Dewey's influence reached its zenith in August 1906, when Theodore Roosevelt, a sympathizer, issued an order directing the Government Printing Office to adopt new spellings for some 300 words -- for instance, prest, dasht, nite, thoro and good-by. The outcry was immediate and intense. Rusevelt, as one newspaper began referring to him, said that he saw no harm in "the concentration of powers in one man's hands"; but spelling reform, as another paper editorialized, was just "2 mutch." Legislation moved quickly through Congress to countermand this act of executive overreach. Roosevelt withdrew his order.
The Simplified Spelling Board never recovered. The attention trained on its alliance of dotty enthusiasts and academic grandees attracted the ridicule of critics like H.L. Mencken. Dewey himself admitted that his ranks were dwindling: "There ar so fu ov us that ar foloin this thin up thoroli that we must kip in close tuch." In 1917 Carnegie wrote his last check to the group. "I think I have been patient long enuf," he explained.
In the past century spelling reform has lagged some distance behind global warming, human rights and Maglev trains as an urgent priority. The competition for the Shaw Alphabet was held in 1958 -- the winner was a 48-letter system that resembles dancing chromosomes.
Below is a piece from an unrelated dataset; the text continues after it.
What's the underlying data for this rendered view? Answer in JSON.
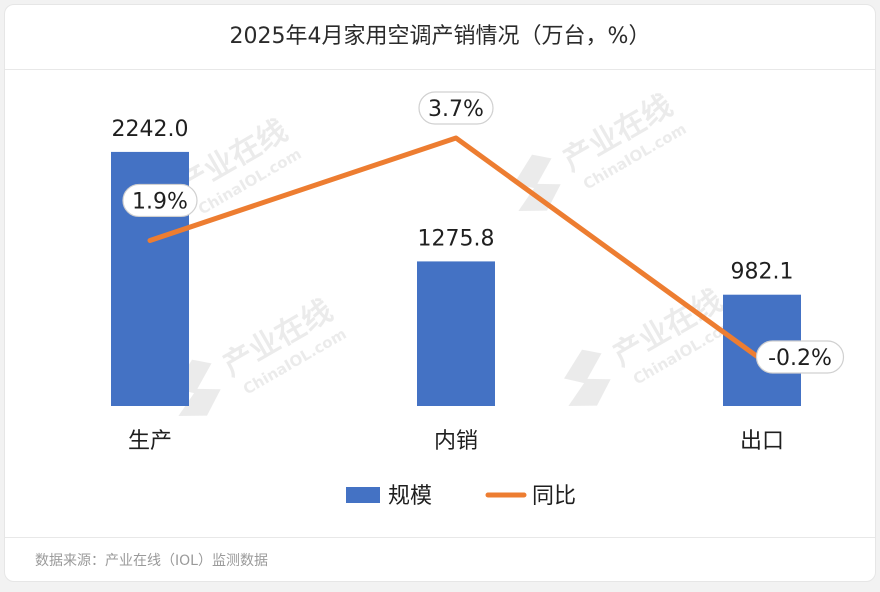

As Mr. Wolman notes, the biggest influence on modern spelling is the Internet, whose impact cuts both ways. Whether the centrifugal forces of texting ("Thx 4 ur thots!") are balanced by the centripetal forces of spell-checking remains to be seen. Spell-check is a rag-tag militia, as this quatrain suggests: "Eye strike the quays and type a word / And weight four it two say / Weather eye am write or wrong / It tells me straight a weigh."
In the end the debates over spelling are skirmishes in the larger war between those who seek to impose lasting order on the way we write and speak and those who believe such efforts to be futile. Most of us keep a foot in each camp, knowing that language both demands regulation and defies control -- much as, to take an analogy from physics, we live tidy Newtonian lives in a bizarre quantum universe. It's a serviceable enough contradiction, and what choice do we have? But I doubt we've seen the last of visionaries who refuse to accept it. Dasht hopes lie ahead.
Mr. Murphy, the editor at large of Vanity Fair, is the author, most recently, of "Are We Rome? The Fall of an Empire and the Fate of America."